Jun 7, 2008 10:57 GMT  ·  By

You can find them mostly anywhere today, they are highly efficient, give off a pleasant white light and, for some strange reasons, people always call them neon lights. Fluorescent lamps produce light by discharging an electrical current inside a mass of gas which becomes excited and starts emitting photon particles of light.

Most fluorescent lamps come in a tube-like configuration which is filled with an inert gas, usually argon, and some amounts of mercury vapor. The tube is made out of glass and is coated with a phosphor powder, while the ends are sealed and house an electrode each.

As the contact pins of the electrodes are being powered with electric current, the electrodes start heating up and emit electrons into the mass of gas. The electrons collide with the mercury vapor, thus exciting them until they start emitting photons of light. The problem is that mercury emits light in the ultraviolet wavelength, which the human eye cannot see.
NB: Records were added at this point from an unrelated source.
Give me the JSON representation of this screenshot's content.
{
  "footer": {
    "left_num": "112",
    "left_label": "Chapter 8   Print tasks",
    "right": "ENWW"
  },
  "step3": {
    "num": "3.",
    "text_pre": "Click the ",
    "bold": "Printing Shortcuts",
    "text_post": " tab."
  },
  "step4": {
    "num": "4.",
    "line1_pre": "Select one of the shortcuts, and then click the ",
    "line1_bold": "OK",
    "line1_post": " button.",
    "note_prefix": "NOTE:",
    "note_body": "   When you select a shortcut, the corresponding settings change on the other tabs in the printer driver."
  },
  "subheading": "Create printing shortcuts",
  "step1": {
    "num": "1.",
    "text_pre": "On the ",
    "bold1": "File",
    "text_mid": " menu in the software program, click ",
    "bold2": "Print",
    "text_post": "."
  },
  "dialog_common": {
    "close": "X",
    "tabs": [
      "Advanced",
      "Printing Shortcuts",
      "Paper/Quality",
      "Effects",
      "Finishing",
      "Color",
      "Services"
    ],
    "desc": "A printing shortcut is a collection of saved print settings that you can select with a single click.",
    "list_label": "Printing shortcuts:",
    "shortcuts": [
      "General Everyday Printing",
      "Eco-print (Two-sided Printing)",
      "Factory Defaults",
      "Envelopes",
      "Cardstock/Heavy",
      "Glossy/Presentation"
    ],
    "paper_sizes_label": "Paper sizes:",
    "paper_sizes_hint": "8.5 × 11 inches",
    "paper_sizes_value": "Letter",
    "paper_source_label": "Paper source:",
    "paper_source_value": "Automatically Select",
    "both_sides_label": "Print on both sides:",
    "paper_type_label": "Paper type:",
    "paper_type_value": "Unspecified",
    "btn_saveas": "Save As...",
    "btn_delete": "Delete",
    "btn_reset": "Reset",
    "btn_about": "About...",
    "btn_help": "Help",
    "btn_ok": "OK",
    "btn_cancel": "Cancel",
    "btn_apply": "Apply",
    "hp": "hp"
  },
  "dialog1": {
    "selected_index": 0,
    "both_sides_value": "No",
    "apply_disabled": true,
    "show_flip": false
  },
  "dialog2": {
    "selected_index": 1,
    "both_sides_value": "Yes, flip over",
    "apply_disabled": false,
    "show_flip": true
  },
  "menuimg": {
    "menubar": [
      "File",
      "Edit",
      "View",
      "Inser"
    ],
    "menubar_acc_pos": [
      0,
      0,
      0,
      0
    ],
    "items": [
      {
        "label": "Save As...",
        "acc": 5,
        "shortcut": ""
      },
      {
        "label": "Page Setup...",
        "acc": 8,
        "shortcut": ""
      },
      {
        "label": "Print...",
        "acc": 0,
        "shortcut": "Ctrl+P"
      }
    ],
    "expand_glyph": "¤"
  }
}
This is sorted out with the help of the phosphor coating on the inside of the glass tube, which absorbs the ultraviolet photons and emits white light in the surrounding medium. The color of the emitted light can be varied according to the type of phosphor coating applied by the manufacturer.

In gas conductors, electrical charge is carried by free electrons and ions, while in solids the charge is only carried by electrons moving from atom to atom. Now, in order to produce a current discharge inside a gas, you must first have both free electrons and ions and a difference of charge between the two ends of the tubes, or the current will not flow. Therefore, when the fluorescent lamp is lit, both electrodes must emit a great deal of electrons into the gas.

This is done in classic fluorescent lamp designs with the help of a starter mechanism. When current is being pumped through the circuit, it will tend to follow the shortest path, that being the starter switch. A starter bypass, or starter switch is a simple device consisting of a bimetallic switch placed inside a glass envelope. As current reaches the terminals of the starter, it discharges in the gas between the bimetallic strip and the other electrode, heating up, which triggers the bimetallic strip to expand until it touches the electrode.

Afterwards, the bimetallic strip cools down and returns to its original position, thus breaking the electrical contact. Meanwhile, the filaments of the fluorescent lamp have ionized the gas and are waiting for a large electrical voltage necessary to start the electrical discharge through the gas. This is provided by the ballast coil. When electrical current is being circulated through the starter, the ballast is also being powered and creates magnetic field. As the bimetallic strip inside the starter cools down and opens the circuit, the current to the ballast coil is being cut off and the magnetic field can no longer be sustained, generating a large current while collapsing.

More modern starting circuit systems no longer use starter switches, but compensate by constantly channeling current between the two electrodes through the ballast, or by initiating the current discharge in the tube through a corona discharge.